If
anyone can be educated to drink in a socially acceptable way, Arthur Williams
had all the education anyone could want. By the time he was 15 years old,
he could not remember anytime in his life when his father's excessive drinking
had not been a constant source of tension and anxiety in the home. Indeed
it was just about that age that he recalls the final trauma of the separation
ultimately leading to the divorce of his parents. He never doubted that
his mother and father loved each other, it was just that they couldn't live
together. He vowed that alcohol would never ruin his life as it had his
father's.
Yet by this time, in spite of all that he had seen, he had already begun to use and abuse alcohol. At 16 he had experienced drunkenness for the first time. Alcohol had become part of his life. His vow was pathetically useless. By the time he was 28, he was seriously addicted. After only 2 years of marriage his wife Beth and himself were obliged to sell their home to pay off the debt that his drinking and lifestyle had amassed. Beth was suffering the same agony of mental and emotional strain that his mother had experienced. His recollection of those days is vague, which is perhaps a blessing, but his memories tend to be of shame in the way alcohol degraded his family life, almost robbing them of what is really important. The material and financial losses of those early days were the least of the cost of his drinking. Who can measure the emotional, mental and spiritual strains that any form of addiction creates? The perpetual fear and anxiety, the traumata of withdrawal, the continual struggle of trying again to reform and stop drinking, only to have those hopes of change for the better dashed to pieces, as the old patterns were re-established; the end of each cycle recurring as in a downward spiral to lower levels of degradation and depravity than before.
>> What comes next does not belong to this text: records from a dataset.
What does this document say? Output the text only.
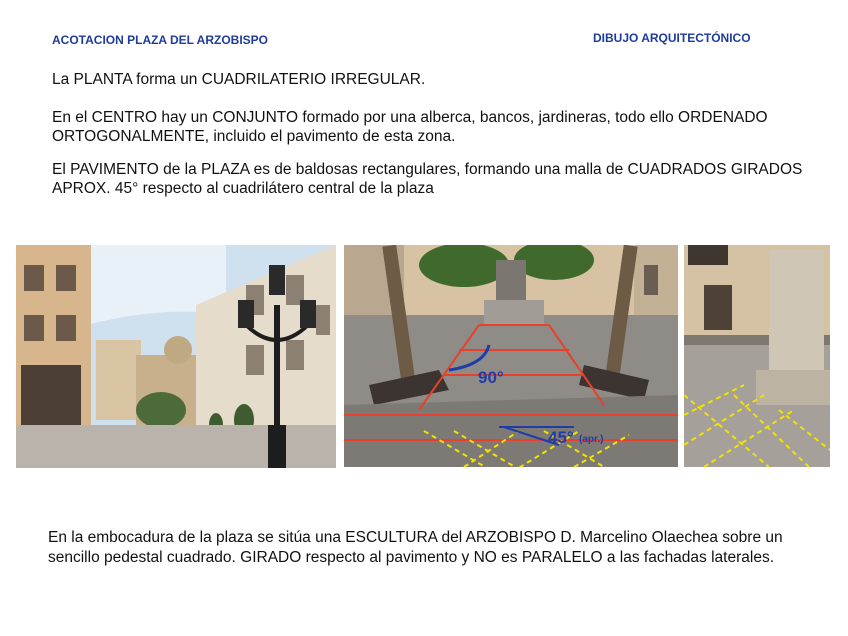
ACOTACION PLAZA DEL ARZOBISPO	DIBUJO ARQUITECTÓNICO
La PLANTA forma un CUADRILATERIO IRREGULAR.
En el CENTRO hay un CONJUNTO formado por una alberca, bancos, jardineras, todo ello ORDENADO ORTOGONALMENTE, incluido el pavimento de esta zona.
El PAVIMENTO de la PLAZA es de baldosas rectangulares, formando una malla de CUADRADOS GIRADOS APROX. 45° respecto al cuadrilátero central de la plaza
90°
45° (apr.)
En la embocadura de la plaza se sitúa una ESCULTURA del ARZOBISPO D. Marcelino Olaechea sobre un sencillo pedestal cuadrado. GIRADO respecto al pavimento y NO es PARALELO a las fachadas laterales.
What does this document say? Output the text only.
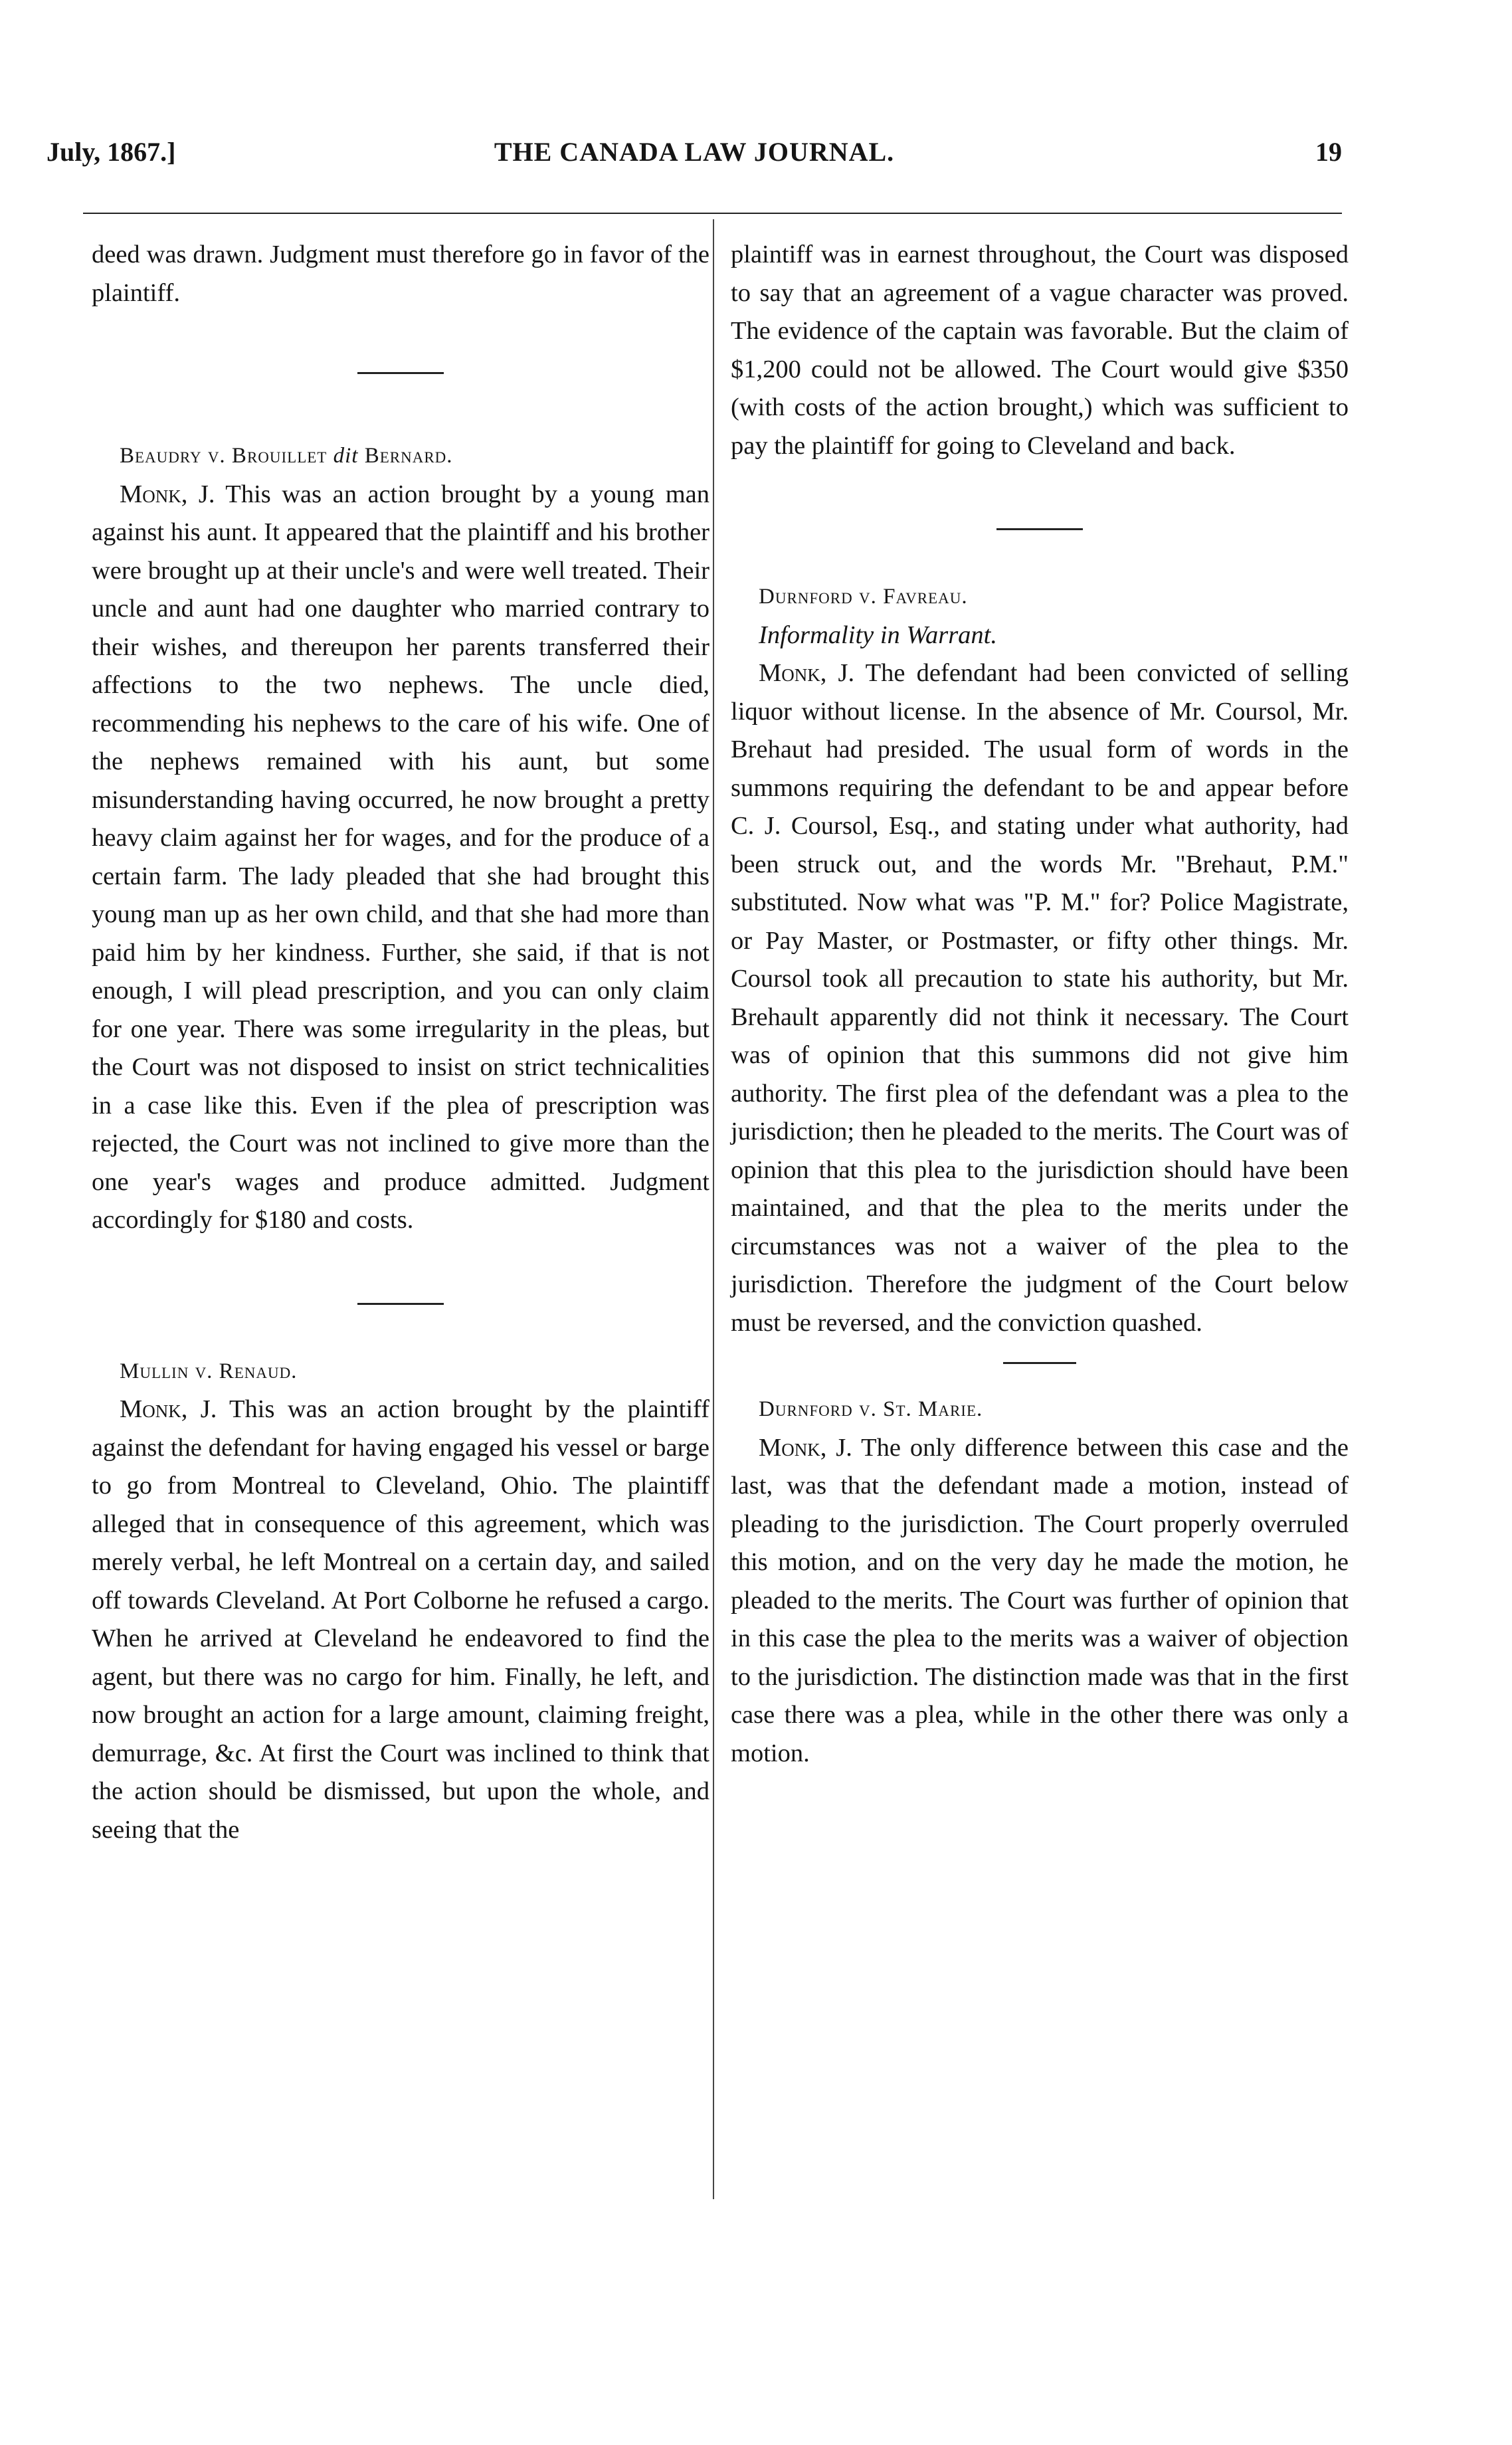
July, 1867.]	THE CANADA LAW JOURNAL.	19

deed was drawn. Judgment must therefore go in favor of the plaintiff.

Beaudry v. Brouillet dit Bernard.

Monk, J. This was an action brought by a young man against his aunt. It appeared that the plaintiff and his brother were brought up at their uncle's and were well treated. Their uncle and aunt had one daughter who married contrary to their wishes, and thereupon her parents transferred their affections to the two nephews. The uncle died, recommending his nephews to the care of his wife. One of the nephews remained with his aunt, but some misunderstanding having occurred, he now brought a pretty heavy claim against her for wages, and for the produce of a certain farm. The lady pleaded that she had brought this young man up as her own child, and that she had more than paid him by her kindness. Further, she said, if that is not enough, I will plead prescription, and you can only claim for one year. There was some irregularity in the pleas, but the Court was not disposed to insist on strict technicalities in a case like this. Even if the plea of prescription was rejected, the Court was not inclined to give more than the one year's wages and produce admitted. Judgment accordingly for $180 and costs.

Mullin v. Renaud.

Monk, J. This was an action brought by the plaintiff against the defendant for having engaged his vessel or barge to go from Montreal to Cleveland, Ohio. The plaintiff alleged that in consequence of this agreement, which was merely verbal, he left Montreal on a certain day, and sailed off towards Cleveland. At Port Colborne he refused a cargo. When he arrived at Cleveland he endeavored to find the agent, but there was no cargo for him. Finally, he left, and now brought an action for a large amount, claiming freight, demurrage, &c. At first the Court was inclined to think that the action should be dismissed, but upon the whole, and seeing that the

plaintiff was in earnest throughout, the Court was disposed to say that an agreement of a vague character was proved. The evidence of the captain was favorable. But the claim of $1,200 could not be allowed. The Court would give $350 (with costs of the action brought,) which was sufficient to pay the plaintiff for going to Cleveland and back.

Durnford v. Favreau.

Informality in Warrant.

Monk, J. The defendant had been convicted of selling liquor without license. In the absence of Mr. Coursol, Mr. Brehaut had presided. The usual form of words in the summons requiring the defendant to be and appear before C. J. Coursol, Esq., and stating under what authority, had been struck out, and the words Mr. "Brehaut, P.M." substituted. Now what was "P. M." for? Police Magistrate, or Pay Master, or Postmaster, or fifty other things. Mr. Coursol took all precaution to state his authority, but Mr. Brehault apparently did not think it necessary. The Court was of opinion that this summons did not give him authority. The first plea of the defendant was a plea to the jurisdiction; then he pleaded to the merits. The Court was of opinion that this plea to the jurisdiction should have been maintained, and that the plea to the merits under the circumstances was not a waiver of the plea to the jurisdiction. Therefore the judgment of the Court below must be reversed, and the conviction quashed.

Durnford v. St. Marie.

Monk, J. The only difference between this case and the last, was that the defendant made a motion, instead of pleading to the jurisdiction. The Court properly overruled this motion, and on the very day he made the motion, he pleaded to the merits. The Court was further of opinion that in this case the plea to the merits was a waiver of objection to the jurisdiction. The distinction made was that in the first case there was a plea, while in the other there was only a motion.
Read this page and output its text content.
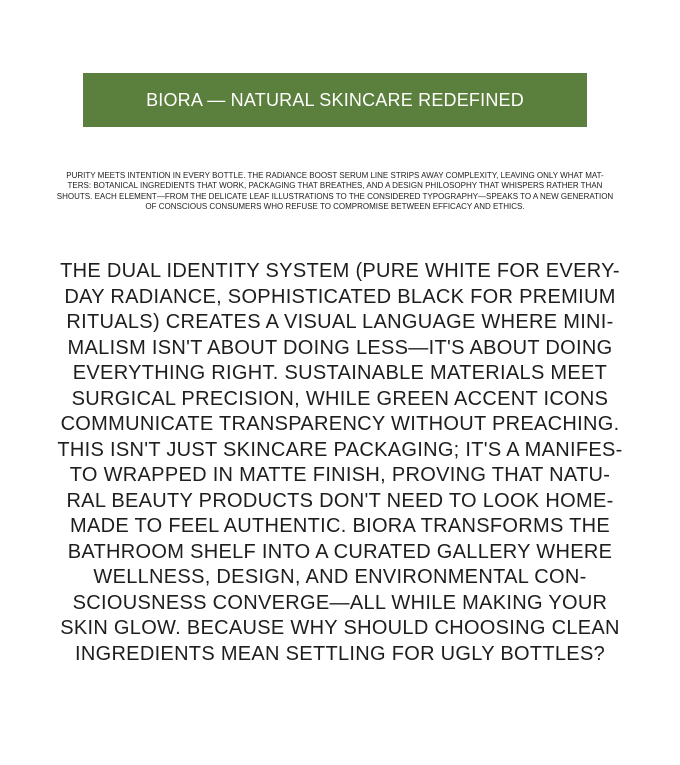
BIORA — NATURAL SKINCARE REDEFINED
PURITY MEETS INTENTION IN EVERY BOTTLE. THE RADIANCE BOOST SERUM LINE STRIPS AWAY COMPLEXITY, LEAVING ONLY WHAT MAT-
TERS: BOTANICAL INGREDIENTS THAT WORK, PACKAGING THAT BREATHES, AND A DESIGN PHILOSOPHY THAT WHISPERS RATHER THAN
SHOUTS. EACH ELEMENT—FROM THE DELICATE LEAF ILLUSTRATIONS TO THE CONSIDERED TYPOGRAPHY—SPEAKS TO A NEW GENERATION
OF CONSCIOUS CONSUMERS WHO REFUSE TO COMPROMISE BETWEEN EFFICACY AND ETHICS.
THE DUAL IDENTITY SYSTEM (PURE WHITE FOR EVERY-
DAY RADIANCE, SOPHISTICATED BLACK FOR PREMIUM
RITUALS) CREATES A VISUAL LANGUAGE WHERE MINI-
MALISM ISN'T ABOUT DOING LESS—IT'S ABOUT DOING
EVERYTHING RIGHT. SUSTAINABLE MATERIALS MEET
SURGICAL PRECISION, WHILE GREEN ACCENT ICONS
COMMUNICATE TRANSPARENCY WITHOUT PREACHING.
THIS ISN'T JUST SKINCARE PACKAGING; IT'S A MANIFES-
TO WRAPPED IN MATTE FINISH, PROVING THAT NATU-
RAL BEAUTY PRODUCTS DON'T NEED TO LOOK HOME-
MADE TO FEEL AUTHENTIC. BIORA TRANSFORMS THE
BATHROOM SHELF INTO A CURATED GALLERY WHERE
WELLNESS, DESIGN, AND ENVIRONMENTAL CON-
SCIOUSNESS CONVERGE—ALL WHILE MAKING YOUR
SKIN GLOW. BECAUSE WHY SHOULD CHOOSING CLEAN
INGREDIENTS MEAN SETTLING FOR UGLY BOTTLES?
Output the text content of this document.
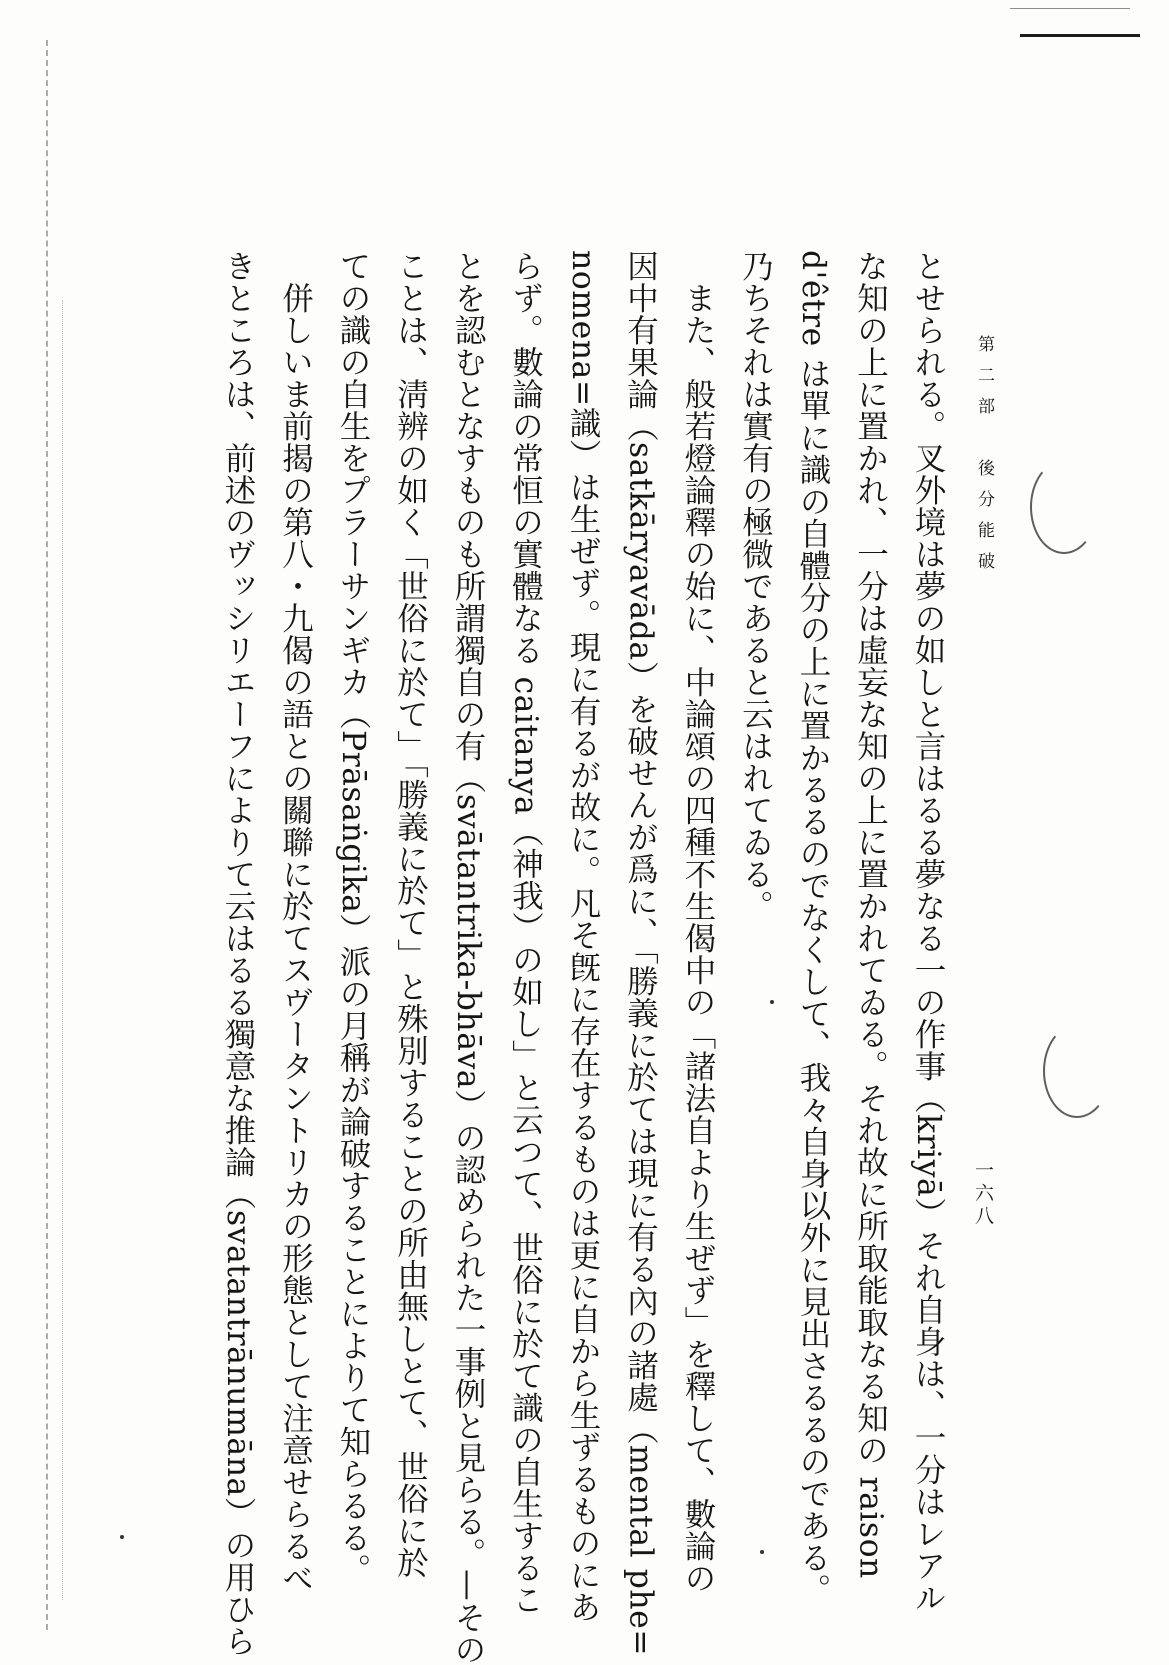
第二部　後分能破
一六八

とせられる。叉外境は夢の如しと言はるる夢なる一の作事（kriyā）それ自身は、一分はレアル

な知の上に置かれ、一分は虛妄な知の上に置かれてゐる。それ故に所取能取なる知の raison

d'être は單に識の自體分の上に置かるるのでなくして、我々自身以外に見出さるるのである。

乃ちそれは實有の極微であると云はれてゐる。

　また、般若燈論釋の始に、中論頌の四種不生偈中の「諸法自より生ぜず」を釋して、數論の

因中有果論（satkāryavāda）を破せんが爲に、「勝義に於ては現に有る內の諸處（mental phe=

nomena=識）は生ぜず。現に有るが故に。凡そ旣に存在するものは更に自から生ずるものにあ

らず。數論の常恒の實體なる caitanya（神我）の如し」と云つて、世俗に於て識の自生するこ

とを認むとなすものも所謂獨自の有（svātantrika-bhāva）の認められた一事例と見らる。—その

ことは、淸辨の如く「世俗に於て」「勝義に於て」と殊別することの所由無しとて、世俗に於

ての識の自生をプラーサンギカ（Prāsaṅgika）派の月稱が論破することによりて知らるる。

　併しいま前揭の第八・九偈の語との關聯に於てスヴータントリカの形態として注意せらるべ

きところは、前述のヴッシリエーフによりて云はるる獨意な推論（svatantrānumāna）の用ひら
These are the immeasurable cost of substance dependence.
No-one can be helped, alcoholic or otherwise, who does not want help. On 6 November 1970, for the first time in his life, he admitted his life was a mess and beyond his control. Alcohol was the biggest factor in that mess. On 9 November he visited his doctor, where, to his amazement he made the greatest discovery of his life. His doctor left him in no doubt at all, that the root cause of all his problems was really a spiritual lack, requiring the forgiveness and resurrection power of a loving Saviour, Jesus Christ. That night he trusted Christ as his Saviour and experienced cleansing and a peace of mind that only the Lord can give.
To say that the next 6 months were difficult and eventful would be an understatement. He drank again on 7 occasions during that period. His last bout was in May 1971, which culminated in him being admitted to a mental hospital. Here the Lord met him afresh, restoring and subsequently filling him with the Holy Spirit and delivering him from self and sin. Here his life of service for God began. Beth, his wife, had come to Christ just a few months earlier. Now together in faith they sought the will of God.
A year at Cliff College in England was followed by the privilege of being a lay evangelist on a circuit of the Methodist Church in Ireland. From there God called him to the pastorate of the Findlay Memorial Church in Glasgow, where he remained until January 1982. During those six years in Glasgow, God graciously added fruit with many people from an adictive background finding Christ as Saviour. This work was growing in such a way that it was necessary to set up an agency to establish and extend it. In this way the vision of a work amongst alcoholics, drug addicts and their families, first given nine years before in a mental hospital ward began to form. Thus the Stauros Foundation was born in 1980.